10 Porque la raíz de todos los males es la avaricia (124) No hay necesidad de ser demasiado escrupuloso al comparar otros vicios con esto. Es cierto que la ambición y el orgullo a menudo producen frutos peores que la codicia; y, sin embargo, la ambición no procede de la codicia. Lo mismo puede decirse de los pecados prohibidos por el séptimo mandamiento. Pero la intención de Pablo no era incluir bajo codicia todo tipo de vicios que se puedan nombrar. ¿Entonces que? Simplemente quiso decir que innumerables males surgen de él; tal como solemos decir, cuando hablamos de discordia, glotonería, borrachera o cualquier otro vicio de ese tipo, no hay mal que no produzca. Y, de hecho, podemos afirmar con toda sinceridad, en cuanto al deseo básico de ganancia, que no hay ningún tipo de males que no se produzcan copiosamente todos los días; tales como innumerables fraudes, falsedades, perjurio, engaño, robo, crueldad, corrupción en la judicatura, disputas, odio, envenenamientos, asesinatos; y, en resumen, casi todo tipo de delito.

Declaraciones de esta naturaleza ocurren en todas partes en escritores paganos; y, por lo tanto, es inapropiado que aquellas personas que aplauden a Horacio u Ovidio, cuando hablan de esa manera, se quejen de que Pablo haya usado un lenguaje extravagante. Desearía que la experiencia diaria no probara que esta es una descripción simple de los hechos tal como son en realidad. Pero recordemos que los mismos crímenes que surgen de la avaricia también pueden surgir, ya que indudablemente surgen, ya sea de la ambición, de la envidia o de otras disposiciones pecaminosas.

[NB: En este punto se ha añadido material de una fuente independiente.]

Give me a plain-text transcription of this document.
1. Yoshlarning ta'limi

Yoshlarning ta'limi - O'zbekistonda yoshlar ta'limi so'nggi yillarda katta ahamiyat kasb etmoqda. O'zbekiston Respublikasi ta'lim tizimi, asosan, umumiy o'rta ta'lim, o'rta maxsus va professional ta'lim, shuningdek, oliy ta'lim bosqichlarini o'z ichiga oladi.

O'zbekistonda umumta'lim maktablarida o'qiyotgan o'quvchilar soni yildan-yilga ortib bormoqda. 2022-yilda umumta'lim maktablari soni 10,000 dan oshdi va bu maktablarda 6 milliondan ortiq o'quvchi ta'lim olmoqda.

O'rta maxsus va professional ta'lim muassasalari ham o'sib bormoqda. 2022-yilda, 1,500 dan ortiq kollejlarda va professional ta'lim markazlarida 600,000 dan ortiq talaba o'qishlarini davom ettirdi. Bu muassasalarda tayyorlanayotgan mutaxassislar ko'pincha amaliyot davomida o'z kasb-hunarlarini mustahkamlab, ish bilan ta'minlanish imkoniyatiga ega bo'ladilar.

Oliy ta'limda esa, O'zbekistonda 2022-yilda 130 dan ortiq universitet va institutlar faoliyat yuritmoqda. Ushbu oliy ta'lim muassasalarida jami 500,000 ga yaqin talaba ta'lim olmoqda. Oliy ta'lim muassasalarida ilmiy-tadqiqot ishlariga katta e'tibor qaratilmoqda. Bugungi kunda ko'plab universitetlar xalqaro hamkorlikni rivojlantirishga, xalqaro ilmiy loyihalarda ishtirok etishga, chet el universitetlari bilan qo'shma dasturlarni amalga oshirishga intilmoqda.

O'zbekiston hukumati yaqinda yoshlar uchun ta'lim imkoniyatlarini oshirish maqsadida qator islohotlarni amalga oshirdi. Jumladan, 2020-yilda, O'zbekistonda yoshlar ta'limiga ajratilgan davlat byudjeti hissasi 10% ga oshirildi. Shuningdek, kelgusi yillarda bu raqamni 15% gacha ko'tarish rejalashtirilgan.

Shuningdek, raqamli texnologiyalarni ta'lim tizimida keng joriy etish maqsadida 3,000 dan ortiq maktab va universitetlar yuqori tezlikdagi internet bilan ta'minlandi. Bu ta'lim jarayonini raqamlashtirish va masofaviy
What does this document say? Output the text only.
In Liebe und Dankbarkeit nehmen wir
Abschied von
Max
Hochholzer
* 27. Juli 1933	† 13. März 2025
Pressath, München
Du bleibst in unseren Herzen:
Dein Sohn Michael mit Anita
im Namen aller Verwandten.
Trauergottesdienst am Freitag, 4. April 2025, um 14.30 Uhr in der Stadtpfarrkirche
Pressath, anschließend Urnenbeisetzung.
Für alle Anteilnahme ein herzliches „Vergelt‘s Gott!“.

Que algunos desean ansiosamente La palabra griega ὀρεγόμενοι se sobreesfuerza, cuando el Apóstol dice que la avaricia es "ansiosamente deseada"; pero no oscurece el sentido. Afirma que el más agravado de todos los males nace de la avaricia, se rebela de la fe; porque se descubre que los que están enfermos con esta enfermedad se degeneran gradualmente, hasta que renuncian por completo a la fe. De ahí esas penas, que él menciona; por qué término entiendo los espantosos tormentos de conciencia, que suelen suceder a los hombres más allá de toda esperanza; aunque Dios tiene otros métodos para tratar a los hombres codiciosos, haciéndolos sus propios atormentadores.